Примерно в том же духе, только короче, высказался и кайзер Вильгельм, сообщив Бисмарку, что молодой Ferkel (поросенок), видимо, уже не знает, где брать деньги, если охмуряет «балканских крестьян». А «гатчинский узник», видевший претендента-инициативника лишь однажды, на своей коронации, и с тех пор вообще за человека не считавший, отлил в бронзе: «Кандидатура столь же комичная, как и лицо. Кокотка с маникюром, прости Господи». И только Франц Иосиф в беседе с графом Кальноки буркнул нечто типа: передайте, что со службы отпущу, но на нашу поддержку, пока не покажет, что всё серьезно, пусть не рассчитывает.
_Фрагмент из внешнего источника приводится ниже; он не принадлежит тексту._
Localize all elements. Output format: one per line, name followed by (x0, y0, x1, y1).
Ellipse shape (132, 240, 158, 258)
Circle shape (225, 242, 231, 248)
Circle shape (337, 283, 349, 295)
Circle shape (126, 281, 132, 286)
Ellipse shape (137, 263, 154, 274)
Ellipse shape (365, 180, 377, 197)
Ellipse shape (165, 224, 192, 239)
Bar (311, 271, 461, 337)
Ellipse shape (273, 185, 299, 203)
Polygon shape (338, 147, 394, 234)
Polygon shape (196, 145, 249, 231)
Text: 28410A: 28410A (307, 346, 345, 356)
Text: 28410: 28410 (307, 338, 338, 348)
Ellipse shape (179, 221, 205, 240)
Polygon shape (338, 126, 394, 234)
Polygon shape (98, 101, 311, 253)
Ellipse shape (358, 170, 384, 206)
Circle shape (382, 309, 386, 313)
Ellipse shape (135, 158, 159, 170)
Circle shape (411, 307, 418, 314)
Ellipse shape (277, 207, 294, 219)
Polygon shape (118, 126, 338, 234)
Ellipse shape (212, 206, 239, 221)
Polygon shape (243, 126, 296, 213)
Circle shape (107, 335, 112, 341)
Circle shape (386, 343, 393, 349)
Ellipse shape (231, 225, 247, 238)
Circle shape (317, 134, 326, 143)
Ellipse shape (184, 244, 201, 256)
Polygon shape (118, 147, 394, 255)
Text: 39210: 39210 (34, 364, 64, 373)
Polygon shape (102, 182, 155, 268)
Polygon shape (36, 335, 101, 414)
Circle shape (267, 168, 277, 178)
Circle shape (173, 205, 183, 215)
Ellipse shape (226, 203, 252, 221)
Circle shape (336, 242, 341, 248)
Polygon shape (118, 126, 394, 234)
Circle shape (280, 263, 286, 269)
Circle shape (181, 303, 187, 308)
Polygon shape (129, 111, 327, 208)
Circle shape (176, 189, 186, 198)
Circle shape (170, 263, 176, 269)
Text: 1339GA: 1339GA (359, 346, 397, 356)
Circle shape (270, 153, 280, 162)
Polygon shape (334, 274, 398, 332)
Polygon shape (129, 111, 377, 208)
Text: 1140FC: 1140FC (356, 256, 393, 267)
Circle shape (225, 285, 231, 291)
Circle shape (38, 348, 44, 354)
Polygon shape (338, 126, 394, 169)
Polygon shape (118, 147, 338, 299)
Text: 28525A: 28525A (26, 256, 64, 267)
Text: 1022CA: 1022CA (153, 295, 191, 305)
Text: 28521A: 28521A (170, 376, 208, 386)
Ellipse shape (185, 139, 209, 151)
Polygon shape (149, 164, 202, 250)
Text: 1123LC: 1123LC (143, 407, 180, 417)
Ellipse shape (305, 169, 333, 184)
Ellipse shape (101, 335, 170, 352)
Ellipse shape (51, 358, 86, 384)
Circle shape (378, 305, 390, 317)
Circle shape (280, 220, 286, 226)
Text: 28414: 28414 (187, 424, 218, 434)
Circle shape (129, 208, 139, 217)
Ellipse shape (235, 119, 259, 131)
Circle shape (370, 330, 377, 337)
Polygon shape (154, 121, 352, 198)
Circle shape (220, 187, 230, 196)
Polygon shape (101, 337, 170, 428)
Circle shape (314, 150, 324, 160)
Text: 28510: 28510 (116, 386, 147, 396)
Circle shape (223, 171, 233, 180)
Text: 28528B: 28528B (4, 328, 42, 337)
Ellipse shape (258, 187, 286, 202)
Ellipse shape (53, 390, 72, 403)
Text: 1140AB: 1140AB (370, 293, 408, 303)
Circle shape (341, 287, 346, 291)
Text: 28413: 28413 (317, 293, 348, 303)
Принц Фердинанд Саксен-Кобург-Готский
Впрочем, сам Ферди всё о себе знал и совершенно не стеснялся; в одном из писем, собранных им в книге «Советы сыну», всё сказано вполне откровенно: «Я был большим лгуном, фальшивее и лукавее всех, по этой причине смог перехитрить самых тонких спекулянтов и самые хитрые коронованные головы». Но тем не менее другого кандидата действительно не было и не предвиделось даже в намеке, и Стамболов приказал начать переговоры, потому что лодку уже несло.
Разумеется, ситуация позволяла «первому регенту» не особо оглядываться на законы, и он не оглядывался. Виновницей всех бед и невзгод определили Россию, «русофильские» газеты закрыли, «русофобским» — дали карт-бланш на всё. Памятники, правда, не крушили (не было их еще), но вспоминать о роли империи в войне за независимость хотя и не запрещалось, но настоятельно не рекомендовалось. Допустимо было писать и говорить об этом разве что вскользь, но лучше — о «победе болгар с некоторой помощью союзников».
Такие же указания дали учителям и священникам. Аппарат шерстили, увольняя всех, кто работал при «оккупантах».